I was reading about the Weierstrass transform $(W[\cdot])$, and how it's related to the difussion equation in one dimension. It's relation is given by that $W[f]$ is the convolution with the Heat kernel at $t=1$, and the general solution is given by the generalized Weierstrass transform $W_t[\cdot]$ as the exponential of $t\partial^2_x$. If someone applied $W_t[]$, it should satisfy the difussion equation according to the first source:
$$W_t[f](x)=\exp\left(t{\partial^2\over\partial x^2}\right)[f]$$
$$\Rightarrow {\partial\over\partial t}f= {\partial^2\over\partial x^2}f$$
$$\Rightarrow {\partial\over\partial t}W_t[f](x)= {\partial^2\over\partial x^2}W_t[f](x)$$
Given that $W_t[\cdot]$ evolve the initial function $f_0(x)=f(x,t)$ in time, and because of its exponential form, it seems to me that is just the Lagrange Shift operator acting in the time domain. My way of justify the property of $W_t[\cdot]$ as a time evolution operator would be the following.

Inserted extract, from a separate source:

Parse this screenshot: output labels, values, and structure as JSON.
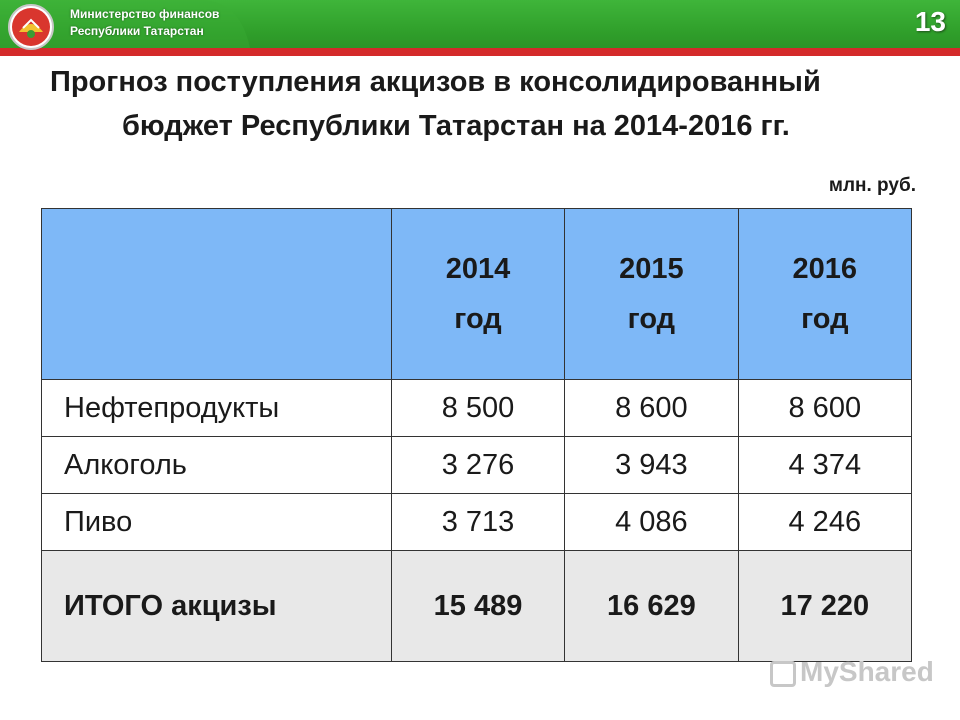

- Write the shift operator acting on time by a displacement $\tau$, in exponential form.
- Replace $\partial_t$ by the relation given in the difussion equation, meaning $\partial_t=\partial^2_x$.
- Check if it commutes with every operator in the equation.
If we write the shift operator $T_\tau[\cdot]$:
$$T_\tau[f]=\exp\left(\tau{\partial\over\partial t}\right)=\exp\left(\tau{\partial^2\over\partial x^2}\right)$$
Then if $[\cdot,\cdot]$ its the commutator bracket, then $[T_\tau,\partial_t]=[T_\tau,\partial_x]=0$, because of symmetry of second deerivatives, and because polynomial of the same operator commute with each other. So its clear that $T_\tau$ satisfy the diffusion eq.
Now, I have to questions with this. The first is, given that $\tau$ is dummy variable and $t$ is a real variable of the problem, Is it my approach correct?
Second, Can we construct a solutions of any PDE of the form $\partial_t f=L[f]$, where $L$ is a linear operator only dependent of $x$, by applying $T_\tau[\cdot]$ to $f$, and setting $t=0$ to do a functional equation?
To give an example of how to solve this way, I'd solve the one-way wave equation:
$${\partial\over\partial t}f = \pm {\partial\over\partial x}f$$
Writing the time shift $T_\tau$:
$$T_\tau[f]=\exp\left(\tau{\partial\over\partial t}\right)=\exp\left(\pm\tau{\partial\over\partial x}\right)$$
Then applying to the equation:
$${\partial\over\partial t}\exp\left(\tau{\partial\over\partial t}\right)[f] = \pm {\partial\over\partial x}\exp\left(\pm\tau{\partial\over\partial x}\right)[f]$$
$${\partial\over\partial t}f(x,t+\tau)=\pm{\partial\over\partial x}f(x\pm\tau,t) $$
Setting $t=0$, then we have:
$$f(x,\tau)=f(x\pm\tau,0)=f_0(x\pm\tau) $$
Then replacing $\tau$ for $t$ gives the correct solution. This also works for $\partial_t f=x\partial_x f$, to give anothe example.